Inside Higher Ed, one of two high quality higher education publications in the United States, reported last week on a “new” trend in the Prairies along the United States/Canada border: the granting of domestic/in-state tuition rates to students crossing the border.
First, some context. In the United States, most students crossing state borders are charged significantly higher tuition fees than students staying within their own state borders. While the United States federal government has more influence and provides significantly more direction to universities in exchange for public funds, the “provincial” boundaries in the United States are significantly stronger compared to those in Canada.
The concept that a student from Ontario would be treated any differently than a student from British Columbia at a B.C. university seems absurd to us, but this is taken for granted every day in the United States.
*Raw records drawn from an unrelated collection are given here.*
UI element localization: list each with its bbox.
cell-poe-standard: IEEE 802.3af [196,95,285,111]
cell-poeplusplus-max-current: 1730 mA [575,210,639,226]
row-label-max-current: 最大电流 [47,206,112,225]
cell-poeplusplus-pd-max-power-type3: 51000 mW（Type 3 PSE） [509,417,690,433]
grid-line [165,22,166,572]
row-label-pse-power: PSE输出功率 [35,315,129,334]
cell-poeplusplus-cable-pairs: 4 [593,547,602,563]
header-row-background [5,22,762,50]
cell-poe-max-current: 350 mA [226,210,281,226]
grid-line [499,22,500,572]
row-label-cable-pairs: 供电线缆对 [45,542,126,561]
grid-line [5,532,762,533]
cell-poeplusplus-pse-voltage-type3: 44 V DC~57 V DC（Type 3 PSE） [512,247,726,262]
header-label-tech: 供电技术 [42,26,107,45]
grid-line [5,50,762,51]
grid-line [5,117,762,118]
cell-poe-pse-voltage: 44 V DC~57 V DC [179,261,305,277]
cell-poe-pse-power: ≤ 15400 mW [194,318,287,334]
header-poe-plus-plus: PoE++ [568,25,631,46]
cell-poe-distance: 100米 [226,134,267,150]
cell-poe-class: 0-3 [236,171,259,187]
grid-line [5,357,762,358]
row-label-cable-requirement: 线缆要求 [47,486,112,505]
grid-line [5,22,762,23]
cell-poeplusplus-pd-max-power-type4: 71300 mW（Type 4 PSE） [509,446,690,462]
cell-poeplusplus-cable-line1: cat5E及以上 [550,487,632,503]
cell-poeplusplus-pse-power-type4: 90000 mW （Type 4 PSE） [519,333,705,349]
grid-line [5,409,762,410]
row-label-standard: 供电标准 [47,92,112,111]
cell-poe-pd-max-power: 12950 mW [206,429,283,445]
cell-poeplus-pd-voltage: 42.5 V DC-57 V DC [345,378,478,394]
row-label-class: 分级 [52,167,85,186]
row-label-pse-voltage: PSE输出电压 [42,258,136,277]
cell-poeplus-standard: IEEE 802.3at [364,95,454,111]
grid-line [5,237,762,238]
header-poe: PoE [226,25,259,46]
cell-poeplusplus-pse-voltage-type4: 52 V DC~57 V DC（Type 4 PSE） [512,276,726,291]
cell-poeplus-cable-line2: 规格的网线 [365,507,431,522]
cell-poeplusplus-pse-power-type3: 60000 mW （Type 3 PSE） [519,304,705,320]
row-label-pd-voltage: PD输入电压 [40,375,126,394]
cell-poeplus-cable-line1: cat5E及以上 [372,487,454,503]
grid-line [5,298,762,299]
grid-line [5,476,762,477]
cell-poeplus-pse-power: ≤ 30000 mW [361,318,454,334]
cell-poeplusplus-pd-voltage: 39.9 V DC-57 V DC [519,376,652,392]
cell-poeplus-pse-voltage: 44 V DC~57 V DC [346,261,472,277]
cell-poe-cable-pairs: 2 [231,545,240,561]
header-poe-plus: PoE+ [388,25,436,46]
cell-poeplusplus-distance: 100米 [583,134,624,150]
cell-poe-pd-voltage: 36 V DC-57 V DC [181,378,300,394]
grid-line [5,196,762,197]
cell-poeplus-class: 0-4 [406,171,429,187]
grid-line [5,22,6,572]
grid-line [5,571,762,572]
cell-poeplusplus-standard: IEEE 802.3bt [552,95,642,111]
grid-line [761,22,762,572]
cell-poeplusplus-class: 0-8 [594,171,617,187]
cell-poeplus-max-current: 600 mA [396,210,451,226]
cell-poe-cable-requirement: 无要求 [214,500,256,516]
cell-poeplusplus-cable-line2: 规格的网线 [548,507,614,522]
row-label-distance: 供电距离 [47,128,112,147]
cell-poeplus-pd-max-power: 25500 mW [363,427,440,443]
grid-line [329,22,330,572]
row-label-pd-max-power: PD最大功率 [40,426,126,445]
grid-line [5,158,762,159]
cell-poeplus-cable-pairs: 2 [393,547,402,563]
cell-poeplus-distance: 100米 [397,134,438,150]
With the exception of Quebec and Nova Scotia, provincial governments don’t care where you come from. As long as you’re from Canada they will charge you the same rates as “in-province” students. (Quebec charges out-of-province students on-par with the average tuition rate in Canada. Nova Scotia charges out-of-province students the highest domestic rate in the country.)
This makes the decision by some United States institutions to grant “in-state” tuition rates to students from nearby states and provinces significant. They are going against the conventions of the American higher education system. While Americans love to play out their national patriotism, they are truly a union of individual states with all the higher education border barriers one would expect of a sovereign nation-state.
In terms of many Canadian students taking up the offer, that remains to be seen. While students can bring Canada Student Loans with them, some provinces do not grant loans to students paying their tuition fees to a foreign institution.